There was a time when I heard other knitters talk about designing on-the-needles, I would think that I would never be that knitter. I had settled on being a follow-the-pattern knitter, leaving the designing to other, more creative people. I never thought I would go beyond maybe an Ann Budd formula.
This is the sweater that changed that.
Pattern: Something Mashed-Up, an original design
Yarn: Noro Silk Garden, about 7 skeins
Here is the long story of my first design-on-the-fly sweater:
Chapter One: Discard originally intended pattern after reading about fit-issues on other blogs. Reconsider horizontal striped pullovers in general as unflattering on very short yet curvalicious bod.
Chapter Two: After settling on a cardigan, purchase Wendy's Something Red, remembering the love of the top-down raglan.
Chapter Three: Still in love with the effect of original pattern's chevrons in the stripey yarn, decide to substitute them for the ribbing on the bottom of the sweater. Stitch count miraculously works out with the addition of one selvage stitch.
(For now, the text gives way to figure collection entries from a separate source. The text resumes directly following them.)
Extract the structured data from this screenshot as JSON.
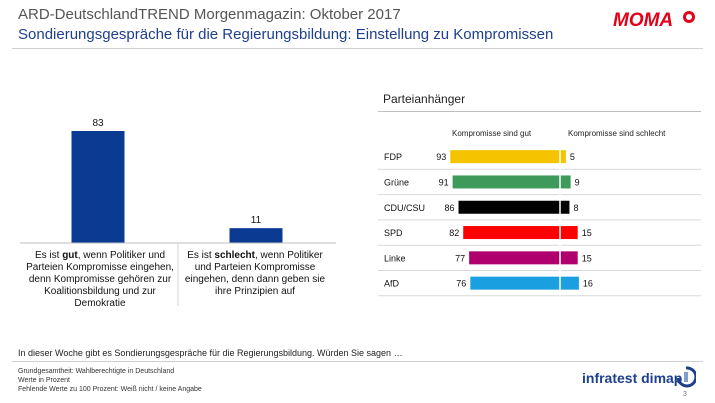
{
  "header": {
    "title": "ARD-DeutschlandTREND Morgenmagazin: Oktober 2017",
    "subtitle": "Sondierungsgespräche für die Regierungsbildung: Einstellung zu Kompromissen",
    "logo_text": "MOMA"
  },
  "colors": {
    "accent_blue": "#1e3f8f",
    "bar_blue": "#0b3a93",
    "logo_red": "#e2001a"
  },
  "chart_data": [
    {
      "type": "bar",
      "categories": [
        "Es ist gut, wenn Politiker und Parteien Kompromisse eingehen, denn Kompromisse gehören zur Koalitionsbildung und zur Demokratie",
        "Es ist schlecht, wenn Politiker und Parteien Kompromisse eingehen, denn dann geben sie ihre Prinzipien auf"
      ],
      "values": [
        83,
        11
      ],
      "ylim": [
        0,
        100
      ],
      "category_parts": [
        [
          "Es ist ",
          "gut",
          ", wenn Politiker und Parteien Kompromisse eingehen, denn Kompromisse gehören zur Koalitionsbildung und zur Demokratie"
        ],
        [
          "Es ist ",
          "schlecht",
          ", wenn Politiker und Parteien Kompromisse eingehen, denn dann geben sie ihre Prinzipien auf"
        ]
      ]
    },
    {
      "type": "bar",
      "title": "Parteianhänger",
      "orientation": "horizontal-diverging",
      "categories": [
        "FDP",
        "Grüne",
        "CDU/CSU",
        "SPD",
        "Linke",
        "AfD"
      ],
      "series": [
        {
          "name": "Kompromisse sind gut",
          "values": [
            93,
            91,
            86,
            82,
            77,
            76
          ]
        },
        {
          "name": "Kompromisse sind schlecht",
          "values": [
            5,
            9,
            8,
            15,
            15,
            16
          ]
        }
      ],
      "bar_colors": [
        "#f5c400",
        "#3e9a5b",
        "#000000",
        "#ff0000",
        "#b0006e",
        "#1a9fe0"
      ]
    }
  ],
  "footer": {
    "intro": "In dieser Woche gibt es Sondierungsgespräche für die Regierungsbildung.  Würden Sie sagen …",
    "notes": [
      "Grundgesamtheit:  Wahlberechtigte in Deutschland",
      "Werte in Prozent",
      "Fehlende Werte zu 100 Prozent: Weiß nicht / keine Angabe"
    ],
    "brand": "infratest dimap",
    "page_number": "3"
  }
}
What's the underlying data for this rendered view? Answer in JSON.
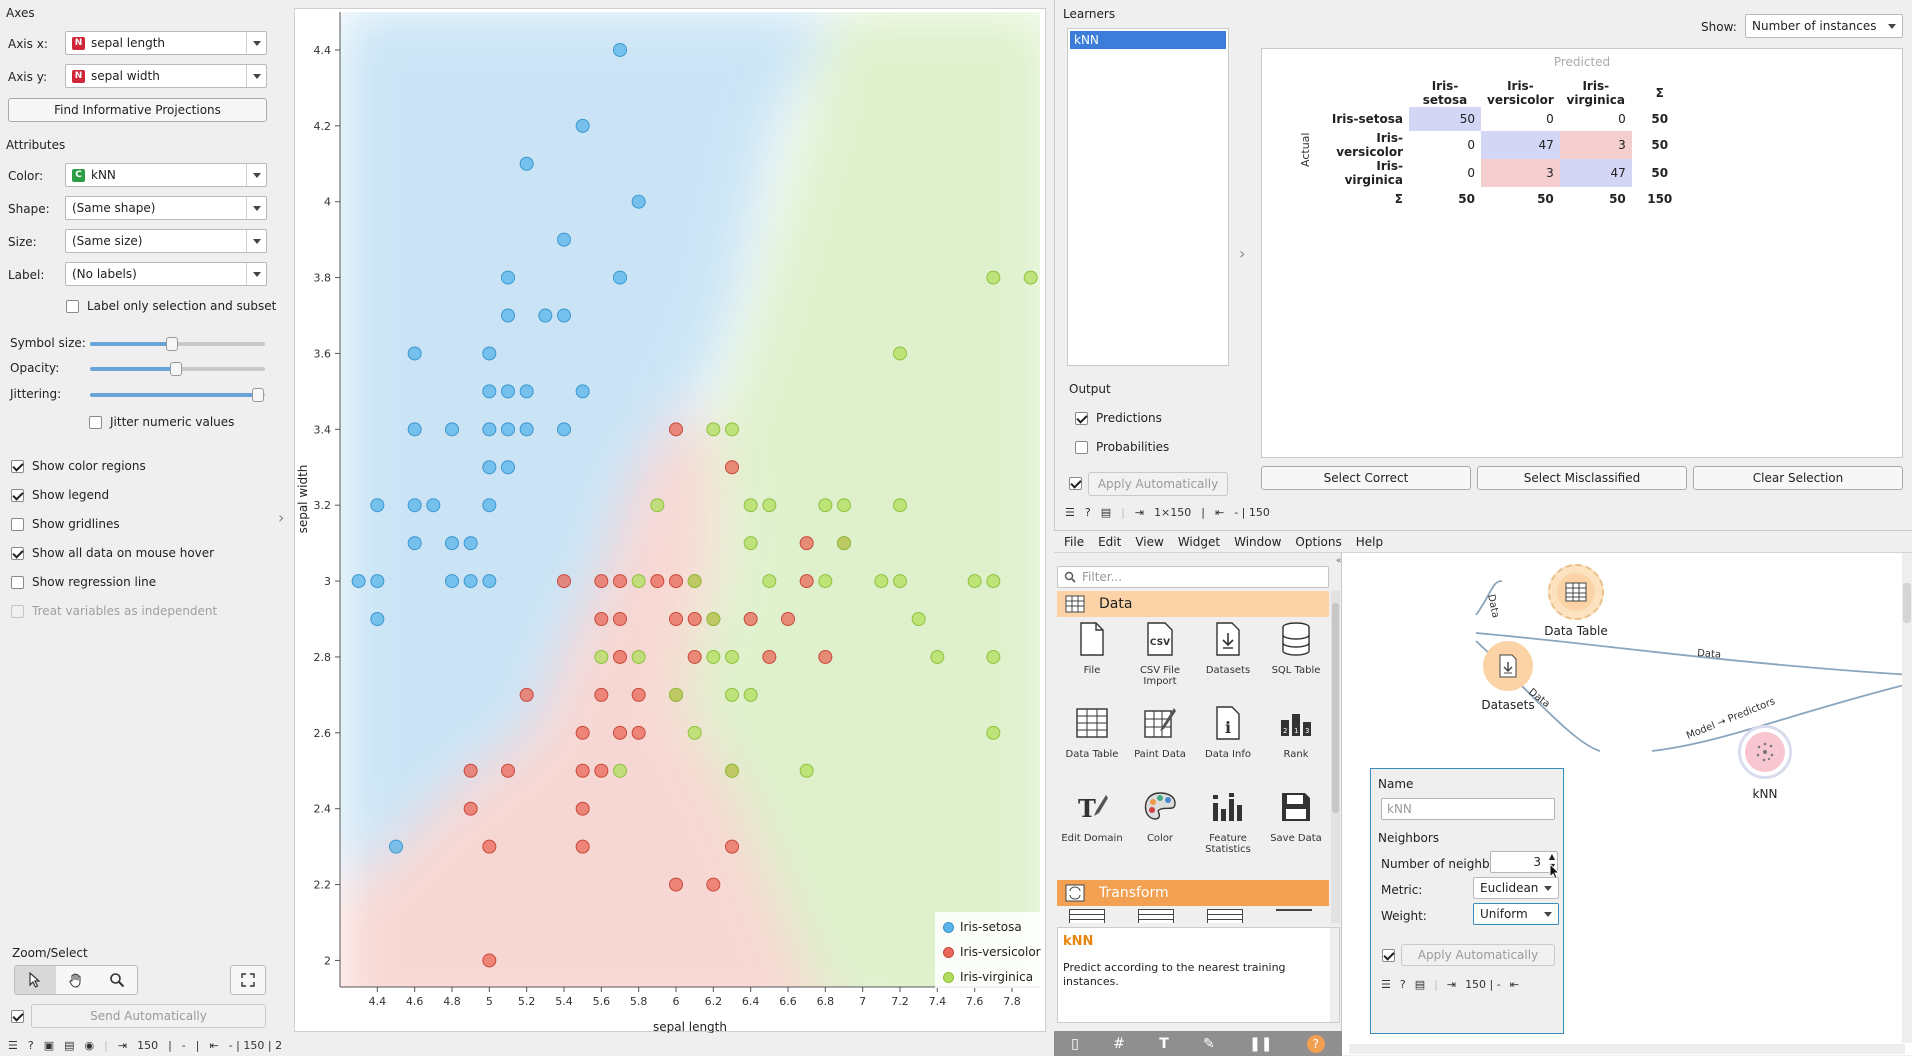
{
  "axes": {
    "section": "Axes",
    "x_label": "Axis x:",
    "x_value": "sepal length",
    "y_label": "Axis y:",
    "y_value": "sepal width",
    "type_badge": "N",
    "find_button": "Find Informative Projections"
  },
  "attributes": {
    "section": "Attributes",
    "color_label": "Color:",
    "color_value": "kNN",
    "color_badge": "C",
    "shape_label": "Shape:",
    "shape_value": "(Same shape)",
    "size_label": "Size:",
    "size_value": "(Same size)",
    "label_label": "Label:",
    "label_value": "(No labels)",
    "label_only": "Label only selection and subset"
  },
  "sliders": {
    "symbol_size_label": "Symbol size:",
    "symbol_size": 0.47,
    "opacity_label": "Opacity:",
    "opacity": 0.49,
    "jittering_label": "Jittering:",
    "jittering": 0.96,
    "jitter_numeric": "Jitter numeric values"
  },
  "options": [
    {
      "label": "Show color regions",
      "checked": true,
      "enabled": true
    },
    {
      "label": "Show legend",
      "checked": true,
      "enabled": true
    },
    {
      "label": "Show gridlines",
      "checked": false,
      "enabled": true
    },
    {
      "label": "Show all data on mouse hover",
      "checked": true,
      "enabled": true
    },
    {
      "label": "Show regression line",
      "checked": false,
      "enabled": true
    },
    {
      "label": "Treat variables as independent",
      "checked": false,
      "enabled": false
    }
  ],
  "zoom": {
    "section": "Zoom/Select",
    "send_button": "Send Automatically"
  },
  "status_left": {
    "count": "150",
    "dash": "-",
    "out": "- | 150 | 2"
  },
  "colors": {
    "setosa": "#5ab4e9",
    "versicolor": "#e8685a",
    "virginica": "#b1de5e"
  },
  "chart_data": {
    "type": "scatter",
    "xlabel": "sepal length",
    "ylabel": "sepal width",
    "xlim": [
      4.2,
      7.95
    ],
    "ylim": [
      1.93,
      4.5
    ],
    "xticks": [
      "4.4",
      "4.6",
      "4.8",
      "5",
      "5.2",
      "5.4",
      "5.6",
      "5.8",
      "6",
      "6.2",
      "6.4",
      "6.6",
      "6.8",
      "7",
      "7.2",
      "7.4",
      "7.6",
      "7.8"
    ],
    "yticks": [
      "2",
      "2.2",
      "2.4",
      "2.6",
      "2.8",
      "3",
      "3.2",
      "3.4",
      "3.6",
      "3.8",
      "4",
      "4.2",
      "4.4"
    ],
    "legend": [
      "Iris-setosa",
      "Iris-versicolor",
      "Iris-virginica"
    ],
    "legend_position": "bottom-right",
    "series": [
      {
        "name": "Iris-setosa",
        "points": [
          [
            5.7,
            4.4
          ],
          [
            5.5,
            4.2
          ],
          [
            5.2,
            4.1
          ],
          [
            5.8,
            4.0
          ],
          [
            5.4,
            3.9
          ],
          [
            5.1,
            3.8
          ],
          [
            5.7,
            3.8
          ],
          [
            5.1,
            3.7
          ],
          [
            5.3,
            3.7
          ],
          [
            5.4,
            3.7
          ],
          [
            4.6,
            3.6
          ],
          [
            5.0,
            3.6
          ],
          [
            5.0,
            3.5
          ],
          [
            5.1,
            3.5
          ],
          [
            5.2,
            3.5
          ],
          [
            5.5,
            3.5
          ],
          [
            4.6,
            3.4
          ],
          [
            4.8,
            3.4
          ],
          [
            5.0,
            3.4
          ],
          [
            5.1,
            3.4
          ],
          [
            5.2,
            3.4
          ],
          [
            5.4,
            3.4
          ],
          [
            5.0,
            3.3
          ],
          [
            5.1,
            3.3
          ],
          [
            4.4,
            3.2
          ],
          [
            4.6,
            3.2
          ],
          [
            4.7,
            3.2
          ],
          [
            5.0,
            3.2
          ],
          [
            4.6,
            3.1
          ],
          [
            4.8,
            3.1
          ],
          [
            4.9,
            3.1
          ],
          [
            4.3,
            3.0
          ],
          [
            4.4,
            3.0
          ],
          [
            4.8,
            3.0
          ],
          [
            4.9,
            3.0
          ],
          [
            5.0,
            3.0
          ],
          [
            4.4,
            2.9
          ],
          [
            4.5,
            2.3
          ]
        ]
      },
      {
        "name": "Iris-versicolor",
        "points": [
          [
            6.0,
            3.4
          ],
          [
            6.3,
            3.3
          ],
          [
            6.7,
            3.1
          ],
          [
            6.9,
            3.1
          ],
          [
            5.4,
            3.0
          ],
          [
            5.6,
            3.0
          ],
          [
            5.7,
            3.0
          ],
          [
            5.9,
            3.0
          ],
          [
            6.0,
            3.0
          ],
          [
            6.1,
            3.0
          ],
          [
            6.7,
            3.0
          ],
          [
            5.6,
            2.9
          ],
          [
            5.7,
            2.9
          ],
          [
            6.0,
            2.9
          ],
          [
            6.1,
            2.9
          ],
          [
            6.2,
            2.9
          ],
          [
            6.4,
            2.9
          ],
          [
            6.6,
            2.9
          ],
          [
            5.7,
            2.8
          ],
          [
            6.1,
            2.8
          ],
          [
            6.5,
            2.8
          ],
          [
            6.8,
            2.8
          ],
          [
            5.2,
            2.7
          ],
          [
            5.6,
            2.7
          ],
          [
            5.8,
            2.7
          ],
          [
            6.0,
            2.7
          ],
          [
            6.3,
            2.5
          ],
          [
            5.5,
            2.6
          ],
          [
            5.7,
            2.6
          ],
          [
            5.8,
            2.6
          ],
          [
            4.9,
            2.5
          ],
          [
            5.1,
            2.5
          ],
          [
            5.5,
            2.5
          ],
          [
            5.6,
            2.5
          ],
          [
            4.9,
            2.4
          ],
          [
            5.5,
            2.4
          ],
          [
            5.0,
            2.3
          ],
          [
            5.5,
            2.3
          ],
          [
            6.3,
            2.3
          ],
          [
            6.0,
            2.2
          ],
          [
            6.2,
            2.2
          ],
          [
            5.0,
            2.0
          ]
        ]
      },
      {
        "name": "Iris-virginica",
        "points": [
          [
            7.7,
            3.8
          ],
          [
            7.9,
            3.8
          ],
          [
            7.2,
            3.6
          ],
          [
            6.2,
            3.4
          ],
          [
            6.3,
            3.4
          ],
          [
            5.9,
            3.2
          ],
          [
            6.4,
            3.2
          ],
          [
            6.5,
            3.2
          ],
          [
            6.8,
            3.2
          ],
          [
            6.9,
            3.2
          ],
          [
            7.2,
            3.2
          ],
          [
            6.4,
            3.1
          ],
          [
            6.9,
            3.1
          ],
          [
            6.5,
            3.0
          ],
          [
            7.1,
            3.0
          ],
          [
            7.2,
            3.0
          ],
          [
            7.6,
            3.0
          ],
          [
            7.7,
            3.0
          ],
          [
            6.8,
            3.0
          ],
          [
            6.1,
            3.0
          ],
          [
            5.8,
            3.0
          ],
          [
            7.3,
            2.9
          ],
          [
            5.6,
            2.8
          ],
          [
            5.8,
            2.8
          ],
          [
            6.2,
            2.8
          ],
          [
            6.3,
            2.8
          ],
          [
            7.4,
            2.8
          ],
          [
            7.7,
            2.8
          ],
          [
            6.3,
            2.7
          ],
          [
            6.4,
            2.7
          ],
          [
            6.0,
            2.7
          ],
          [
            7.7,
            2.6
          ],
          [
            6.1,
            2.6
          ],
          [
            5.7,
            2.5
          ],
          [
            6.3,
            2.5
          ],
          [
            6.7,
            2.5
          ],
          [
            6.2,
            2.9
          ]
        ]
      }
    ]
  },
  "learners": {
    "section": "Learners",
    "items": [
      "kNN"
    ]
  },
  "output": {
    "section": "Output",
    "predictions": "Predictions",
    "probabilities": "Probabilities",
    "apply": "Apply Automatically"
  },
  "show": {
    "label": "Show:",
    "value": "Number of instances"
  },
  "confusion": {
    "predicted": "Predicted",
    "actual": "Actual",
    "classes": [
      "Iris-setosa",
      "Iris-versicolor",
      "Iris-virginica"
    ],
    "sigma": "Σ",
    "rows": [
      [
        "50",
        "0",
        "0",
        "50"
      ],
      [
        "0",
        "47",
        "3",
        "50"
      ],
      [
        "0",
        "3",
        "47",
        "50"
      ]
    ],
    "totals": [
      "50",
      "50",
      "50",
      "150"
    ]
  },
  "cm_buttons": {
    "correct": "Select Correct",
    "misclassified": "Select Misclassified",
    "clear": "Clear Selection"
  },
  "status_cm": {
    "size": "1×150",
    "out": "- | 150"
  },
  "menu": [
    "File",
    "Edit",
    "View",
    "Widget",
    "Window",
    "Options",
    "Help"
  ],
  "toolbox": {
    "filter_placeholder": "Filter...",
    "data_cat": "Data",
    "transform_cat": "Transform",
    "widgets": [
      {
        "name": "File",
        "icon": "file-icon"
      },
      {
        "name": "CSV File Import",
        "icon": "csv-icon"
      },
      {
        "name": "Datasets",
        "icon": "datasets-icon"
      },
      {
        "name": "SQL Table",
        "icon": "database-icon"
      },
      {
        "name": "Data Table",
        "icon": "table-icon"
      },
      {
        "name": "Paint Data",
        "icon": "paint-icon"
      },
      {
        "name": "Data Info",
        "icon": "info-icon"
      },
      {
        "name": "Rank",
        "icon": "rank-icon"
      },
      {
        "name": "Edit Domain",
        "icon": "edit-domain-icon"
      },
      {
        "name": "Color",
        "icon": "palette-icon"
      },
      {
        "name": "Feature Statistics",
        "icon": "stats-icon"
      },
      {
        "name": "Save Data",
        "icon": "save-icon"
      }
    ],
    "help_title": "kNN",
    "help_text": "Predict according to the nearest training instances."
  },
  "canvas": {
    "nodes": {
      "table": "Data Table",
      "datasets": "Datasets",
      "knn": "kNN"
    },
    "links": {
      "data1": "Data",
      "data2": "Data",
      "data3": "Data",
      "model": "Model → Predictors"
    }
  },
  "knn_widget": {
    "name_section": "Name",
    "name_placeholder": "kNN",
    "neighbors_section": "Neighbors",
    "num_label": "Number of neighbors:",
    "num_value": "3",
    "metric_label": "Metric:",
    "metric_value": "Euclidean",
    "weight_label": "Weight:",
    "weight_value": "Uniform",
    "apply": "Apply Automatically",
    "status": "150 | -"
  }
}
Chapter Four: Try to add chevrons to sleeve cuffs. Can't get chevrons to work in the round. Settle for garter stitch cuffs.
Chapter Five: Decide on shawl collar, knowing nothing about how to knit shawl collar, besides involving short rows. Decide to just wing it as a learning experience. It is uneven and wonky, but not a bad start. At least I know that the body of the sweater is both too short and that the chevron section pulls in too much for desired fit. Mr S notes that the end of sweater body curls and expresses sincere hopes that it blocks out.
Chapter Six: Rip out shawl collar attempt, as well as the chevron section. After hoping for a jacket-like fit, decide to reknit chevrons on larger needle to account for smaller gauge. I also knit last few rows in garter to lesssen curling. Still make sweater a little short to account for Silk Garden's reputed tendency to stretch. I hope this is a good idea.
Chapter Seven: Look at a few patterns for guidance on shawl collars. Realize first attempt was backwards, but generally the right idea. Measure shawl collar on commercially-made shawl collar sweater to get general measurements as a guide.
Chapter Eight: Knit second shawl collar. Try on garment. Mr S declares it will be perfect once its blocked. Mr S has clearly learned the value of blocking.
Chapter Nine: Blocked, ends woven and button sewn. The perfect outer layer for those not-so-cold days at the bus stop.
It is not the best fitting garment; the armscyes are too deep, and the buttonhole is a little low. But as this represents a giant step for this knitter, I am deeply satisfied.